What is the peanut butter sandwich lesson?

We used to lay down a sheet on the floor to create a surface for playing with Legos, so that it was easier to collect stragglers at cleanup.

On another topic, perhaps you can lend some help here?

Miryam (mama o' the matrices) said...

dw, Lois: I KNOW. Cute, ain't it? And way, way too fun.
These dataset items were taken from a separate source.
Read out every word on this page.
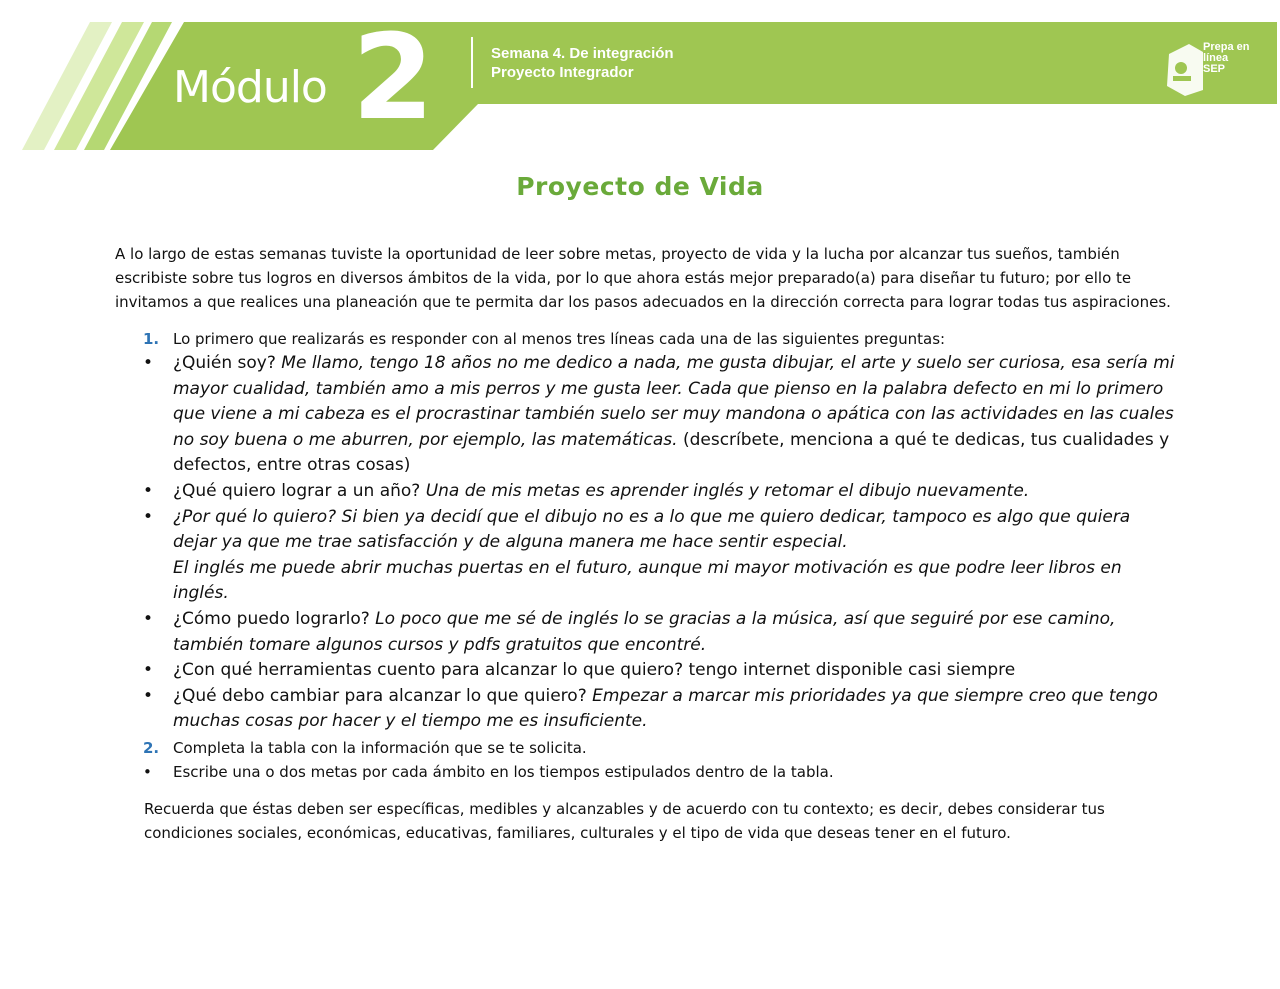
Módulo 2	Semana 4. De integración
Proyecto Integrador
Prepa en
línea
SEP
Proyecto de Vida
A lo largo de estas semanas tuviste la oportunidad de leer sobre metas, proyecto de vida y la lucha por alcanzar tus sueños, también escribiste sobre tus logros en diversos ámbitos de la vida, por lo que ahora estás mejor preparado(a) para diseñar tu futuro; por ello te invitamos a que realices una planeación que te permita dar los pasos adecuados en la dirección correcta para lograr todas tus aspiraciones.
1. Lo primero que realizarás es responder con al menos tres líneas cada una de las siguientes preguntas:
• ¿Quién soy? Me llamo, tengo 18 años no me dedico a nada, me gusta dibujar, el arte y suelo ser curiosa, esa sería mi mayor cualidad, también amo a mis perros y me gusta leer. Cada que pienso en la palabra defecto en mi lo primero que viene a mi cabeza es el procrastinar también suelo ser muy mandona o apática con las actividades en las cuales no soy buena o me aburren, por ejemplo, las matemáticas. (descríbete, menciona a qué te dedicas, tus cualidades y defectos, entre otras cosas)
• ¿Qué quiero lograr a un año? Una de mis metas es aprender inglés y retomar el dibujo nuevamente.
• ¿Por qué lo quiero? Si bien ya decidí que el dibujo no es a lo que me quiero dedicar, tampoco es algo que quiera dejar ya que me trae satisfacción y de alguna manera me hace sentir especial.
El inglés me puede abrir muchas puertas en el futuro, aunque mi mayor motivación es que podre leer libros en inglés.
• ¿Cómo puedo lograrlo? Lo poco que me sé de inglés lo se gracias a la música, así que seguiré por ese camino, también tomare algunos cursos y pdfs gratuitos que encontré.
• ¿Con qué herramientas cuento para alcanzar lo que quiero? tengo internet disponible casi siempre
• ¿Qué debo cambiar para alcanzar lo que quiero? Empezar a marcar mis prioridades ya que siempre creo que tengo muchas cosas por hacer y el tiempo me es insuficiente.
2. Completa la tabla con la información que se te solicita.
• Escribe una o dos metas por cada ámbito en los tiempos estipulados dentro de la tabla.
Recuerda que éstas deben ser específicas, medibles y alcanzables y de acuerdo con tu contexto; es decir, debes considerar tus condiciones sociales, económicas, educativas, familiares, culturales y el tipo de vida que deseas tener en el futuro.
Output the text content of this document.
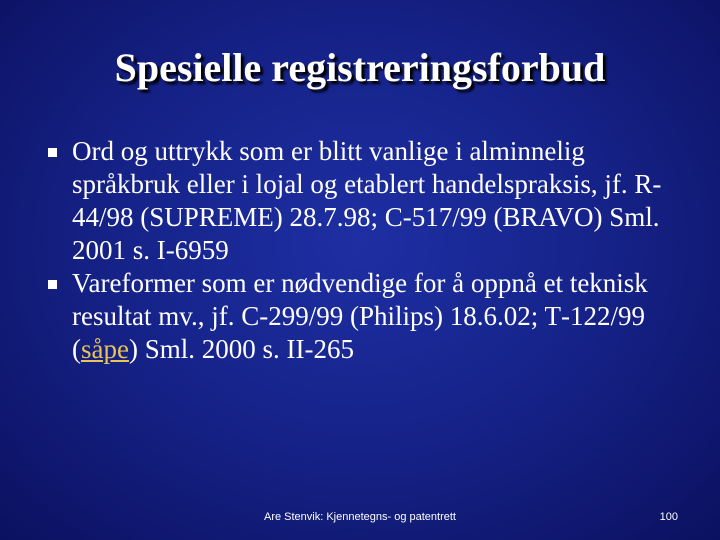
Spesielle registreringsforbud
Ord og uttrykk som er blitt vanlige i alminnelig språkbruk eller i lojal og etablert handelspraksis, jf. R-44/98 (SUPREME) 28.7.98; C-517/99 (BRAVO) Sml. 2001 s. I-6959
Vareformer som er nødvendige for å oppnå et teknisk resultat mv., jf. C‑299/99 (Philips) 18.6.02; T‑122/99 (såpe) Sml. 2000 s. II-265
Are Stenvik: Kjennetegns- og patentrett	100
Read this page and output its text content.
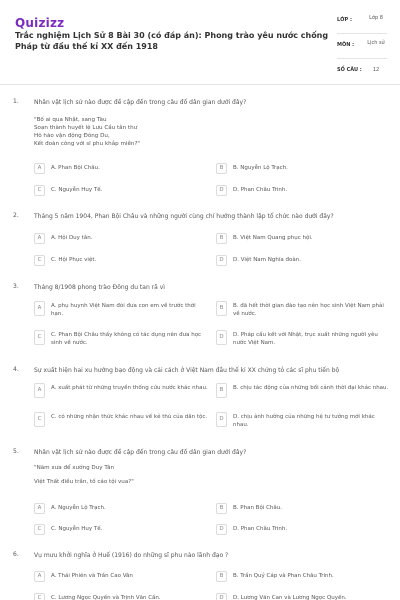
Quizizz
Trắc nghiệm Lịch Sử 8 Bài 30 (có đáp án): Phong trào yêu nước chống Pháp từ đầu thế kỉ XX đến 1918
LỚP :	Lớp 8
MÔN :	Lịch sử
SỐ CÂU :	12
1.	Nhân vật lịch sử nào được đề cập đến trong câu đố dân gian dưới đây?
"Bố ai qua Nhật, sang Tàu
Soạn thành huyết lệ Lưu Cầu tân thư
Hô hào vận động Đông Du,
Kết đoàn công với sĩ phu khắp miền?"
A	A. Phan Bội Châu.	B	B. Nguyễn Lộ Trạch.
C	C. Nguyễn Huy Tế.	D	D. Phan Châu Trinh.
2.	Tháng 5 năm 1904, Phan Bội Châu và những người cùng chí hướng thành lập tổ chức nào dưới đây?
A	A. Hội Duy tân.	B	B. Việt Nam Quang phục hội.
C	C. Hội Phục việt.	D	D. Việt Nam Nghĩa đoàn.
3.	Tháng 8/1908 phong trào Đông du tan rã vì
A	A. phụ huynh Việt Nam đòi đưa con em về trước thời hạn.
B	B. đã hết thời gian đào tạo nên học sinh Việt Nam phải về nước.
C	C. Phan Bội Châu thấy không có tác dụng nên đưa học sinh về nước.
D	D. Pháp cấu kết với Nhật, trục xuất những người yêu nước Việt Nam.
4.	Sự xuất hiện hai xu hướng bạo động và cải cách ở Việt Nam đầu thế kỉ XX chứng tỏ các sĩ phu tiến bộ
A	A. xuất phát từ những truyền thống cứu nước khác nhau.	B	B. chịu tác động của những bối cảnh thời đại khác nhau.
C	C. có những nhận thức khác nhau về kẻ thù của dân tộc.	D	D. chịu ảnh hưởng của những hệ tư tưởng mới khác nhau.
5.	Nhân vật lịch sử nào được đề cập đến trong câu đố dân gian dưới đây?
"Năm xưa để xướng Duy Tân
Việt Thất điều trần, tố cáo tội vua?"
A	A. Nguyễn Lộ Trạch.	B	B. Phan Bội Châu.
C	C. Nguyễn Huy Tế.	D	D. Phan Châu Trinh.
6.	Vụ mưu khởi nghĩa ở Huế (1916) do những sĩ phu nào lãnh đạo ?
A	A. Thái Phiên và Trần Cao Vân	B	B. Trần Quý Cáp và Phan Châu Trinh.
C	C. Lương Ngọc Quyến và Trịnh Văn Cấn.	D	D. Lương Văn Can và Lương Ngọc Quyến.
I'm watching the boys' constructions with fascination... I kind of feel like an anthropologist, observing the behaviors of the Hidden Tribe of Boy.

Anon., the peanut butter sandwich lesson is when your teacher comes in and says, 'write instructions on how to make a peanut butter sandwich.' And then proceeds, ruthlessly, to enact them.

1. Take peanut butter
2. put on bread.

[teacher now demonstrates that you didn't tell the sandwich maker to get a knife, unscrew the cap, take a slice of bread out of the package, etc. You feel silly and learn about specificity the hard way.]

and thanks for the pointer - I followed the link and blathered a bit.

Anonymous said...

That's a great lesson!

Thanks for the thanks. Your so-called blather seems very helpful!

Auntie A said...

Legos are awesome! Eldest nibling in TO has a fantastic lego city on his window sill (which his younger sibs are generally good at keeping intact).

persephone said...

Hi Miryam, thanks so much for your comments. You have a couple of emails from me.

And I freely confess that I bought my kids Lego too early, because *I* was dying to play with it.